Questi aspetti, spiega Mariano Corso, responsabile scientifico dell’Osservatorio del Polimi, «sono stati sostanzialmente una conferma di quanto già era emerso da nostre o da altre ricerche; il dato invece nuovo riguarda il malessere dei remote worker. Sostanzialmente quello che incide o meno sulla qualità del lavoro non è tanto lavorare o meno da casa, ma il modo. Se cioè si lavora per obiettivi, con tempi flessibili, e sentendosi valorizzati».

I dati mostrano infatti come su tutte le dimensioni del benessere sono gli smart worker a godere di livelli più elevati rispetto alle altre categorie di lavoratori, «mentre i remote non smart” mostrano livelli inferiori di benessere anche rispetto ai lavoratori on-site». Per quanto riguarda il benessere relazionale, «smart worker e remote non smart si posizionano quasi allo stesso livello, mentre gli on-site mostrano livelli di benessere più bassi».

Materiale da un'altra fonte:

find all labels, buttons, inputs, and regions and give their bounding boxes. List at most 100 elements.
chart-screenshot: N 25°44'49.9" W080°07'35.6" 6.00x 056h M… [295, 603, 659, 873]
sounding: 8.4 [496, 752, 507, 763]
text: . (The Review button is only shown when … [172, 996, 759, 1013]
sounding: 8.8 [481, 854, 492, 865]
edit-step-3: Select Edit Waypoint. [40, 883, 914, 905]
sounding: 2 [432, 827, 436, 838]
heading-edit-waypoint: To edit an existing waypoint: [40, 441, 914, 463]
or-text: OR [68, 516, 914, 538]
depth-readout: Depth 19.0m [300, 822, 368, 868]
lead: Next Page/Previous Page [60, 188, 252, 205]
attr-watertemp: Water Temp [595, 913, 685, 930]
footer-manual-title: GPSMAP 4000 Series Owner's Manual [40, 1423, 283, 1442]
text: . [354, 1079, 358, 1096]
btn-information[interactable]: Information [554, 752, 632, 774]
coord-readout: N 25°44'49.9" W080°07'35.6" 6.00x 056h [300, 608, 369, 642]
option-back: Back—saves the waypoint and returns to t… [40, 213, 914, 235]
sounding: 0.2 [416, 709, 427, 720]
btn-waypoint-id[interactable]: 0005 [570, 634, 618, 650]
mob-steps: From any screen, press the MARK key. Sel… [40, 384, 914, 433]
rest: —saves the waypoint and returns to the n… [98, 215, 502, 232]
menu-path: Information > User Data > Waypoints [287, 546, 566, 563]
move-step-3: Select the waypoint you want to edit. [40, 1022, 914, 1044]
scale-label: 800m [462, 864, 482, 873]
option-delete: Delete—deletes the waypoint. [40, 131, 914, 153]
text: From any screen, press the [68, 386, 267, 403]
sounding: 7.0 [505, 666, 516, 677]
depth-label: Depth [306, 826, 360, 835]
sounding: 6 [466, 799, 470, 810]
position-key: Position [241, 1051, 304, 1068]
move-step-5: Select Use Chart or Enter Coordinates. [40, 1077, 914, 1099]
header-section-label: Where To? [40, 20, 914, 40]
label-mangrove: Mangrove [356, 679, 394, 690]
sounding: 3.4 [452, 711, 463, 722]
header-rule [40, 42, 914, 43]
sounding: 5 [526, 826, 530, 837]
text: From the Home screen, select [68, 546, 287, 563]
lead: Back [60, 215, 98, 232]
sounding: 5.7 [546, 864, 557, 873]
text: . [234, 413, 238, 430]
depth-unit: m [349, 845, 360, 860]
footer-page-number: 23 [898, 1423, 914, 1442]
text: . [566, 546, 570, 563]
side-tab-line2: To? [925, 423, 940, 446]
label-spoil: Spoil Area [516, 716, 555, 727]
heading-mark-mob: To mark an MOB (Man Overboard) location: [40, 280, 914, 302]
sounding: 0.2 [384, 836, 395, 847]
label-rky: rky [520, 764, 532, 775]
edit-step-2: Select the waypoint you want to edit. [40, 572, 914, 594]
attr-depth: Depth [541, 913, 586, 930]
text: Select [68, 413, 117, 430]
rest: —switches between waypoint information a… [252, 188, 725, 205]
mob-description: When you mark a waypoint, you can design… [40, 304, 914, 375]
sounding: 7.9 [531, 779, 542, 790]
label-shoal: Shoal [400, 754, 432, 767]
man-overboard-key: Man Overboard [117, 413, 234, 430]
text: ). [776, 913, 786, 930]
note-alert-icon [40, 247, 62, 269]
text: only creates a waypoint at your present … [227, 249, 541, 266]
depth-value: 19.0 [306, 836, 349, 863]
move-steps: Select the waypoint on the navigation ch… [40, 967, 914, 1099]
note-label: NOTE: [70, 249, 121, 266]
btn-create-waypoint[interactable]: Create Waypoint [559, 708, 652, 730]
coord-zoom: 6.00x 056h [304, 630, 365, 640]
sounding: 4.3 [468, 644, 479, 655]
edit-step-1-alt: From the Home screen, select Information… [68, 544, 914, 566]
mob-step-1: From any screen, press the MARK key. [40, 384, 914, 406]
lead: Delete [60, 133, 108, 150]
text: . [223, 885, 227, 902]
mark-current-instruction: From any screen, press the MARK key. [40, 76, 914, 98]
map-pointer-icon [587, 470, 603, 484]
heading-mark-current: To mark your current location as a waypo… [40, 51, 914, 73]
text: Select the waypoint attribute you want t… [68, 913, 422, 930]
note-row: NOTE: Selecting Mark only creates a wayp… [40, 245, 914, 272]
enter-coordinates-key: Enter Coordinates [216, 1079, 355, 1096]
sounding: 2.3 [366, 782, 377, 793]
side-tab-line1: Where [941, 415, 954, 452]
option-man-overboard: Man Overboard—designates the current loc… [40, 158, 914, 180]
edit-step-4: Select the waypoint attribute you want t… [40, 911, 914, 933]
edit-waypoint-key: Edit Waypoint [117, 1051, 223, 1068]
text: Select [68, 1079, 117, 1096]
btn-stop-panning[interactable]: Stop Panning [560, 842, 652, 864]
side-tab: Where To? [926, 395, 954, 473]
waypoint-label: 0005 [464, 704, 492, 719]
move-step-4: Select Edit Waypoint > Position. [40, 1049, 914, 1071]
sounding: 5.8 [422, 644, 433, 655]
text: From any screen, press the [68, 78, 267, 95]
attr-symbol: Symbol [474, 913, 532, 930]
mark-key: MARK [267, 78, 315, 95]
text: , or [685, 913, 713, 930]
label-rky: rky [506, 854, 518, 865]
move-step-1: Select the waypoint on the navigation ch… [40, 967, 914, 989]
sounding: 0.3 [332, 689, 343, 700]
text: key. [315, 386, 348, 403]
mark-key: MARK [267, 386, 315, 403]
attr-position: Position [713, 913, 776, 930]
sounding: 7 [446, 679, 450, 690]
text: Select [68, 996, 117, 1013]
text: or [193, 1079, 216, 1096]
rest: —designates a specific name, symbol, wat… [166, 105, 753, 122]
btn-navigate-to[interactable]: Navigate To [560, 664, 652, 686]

Un risultato determinato dal fatto che il lavoro da remoto introduce necessariamente un nuovo modo di comunicare e di relazionarsi con i colleghi, che in molti casi potrebbe addirittura migliorare la qualità della relazione. Quest’ultimo è un aspetto cruciale, non solo per la qualità del lavoro, ma per il successo della stessa azienda. In contesti in cui la leadership è di qualità, non solo i lavoratori manifestano un livello di soddisfazione maggiore perché si sentono valorizzati da una relazione positiva con il ”capo”, ma in generale tutte le perfomance aziendali sono migliori. «Le aziende che sono più attrattive e che generano più engagement – sottolinea Corso – sono quelle che offrono un modello (non è neanche più in discussione se offrirlo o meno) di qualità organico. Sono anche le aziende che hanno più risultati in termini economici e sul mercato del lavoro». Esiste tuttavia un’altra faccia della medaglia: se lavorare per obiettivi e con orari flessibili è ciò che rende gli smart worker la categoria più soddisfatta, proprio queste due condizioni rendono questa tipologia di lavoratori più esposti ai fenomeni di tecnostress e overworking.

È cresciuta, negli anni, la percentuale di persone che indicano di percepire alti livelli di tecnostress: se nel 2021 interessava un lavoratore su quattro e lo scorso anno la percentuale si attestava al 27%, quest’anno riguarda il 30% dei lavoratori. E gli smart worker vengono confermati come la categoria che maggiormente va incontro a questa criticità: gli impatti negativi a livello psicologico della tecnologia hanno interessato il 38% dei lavoratori smart, il 31% dei lavoratori remote non smart e il 28% di quelli on-site.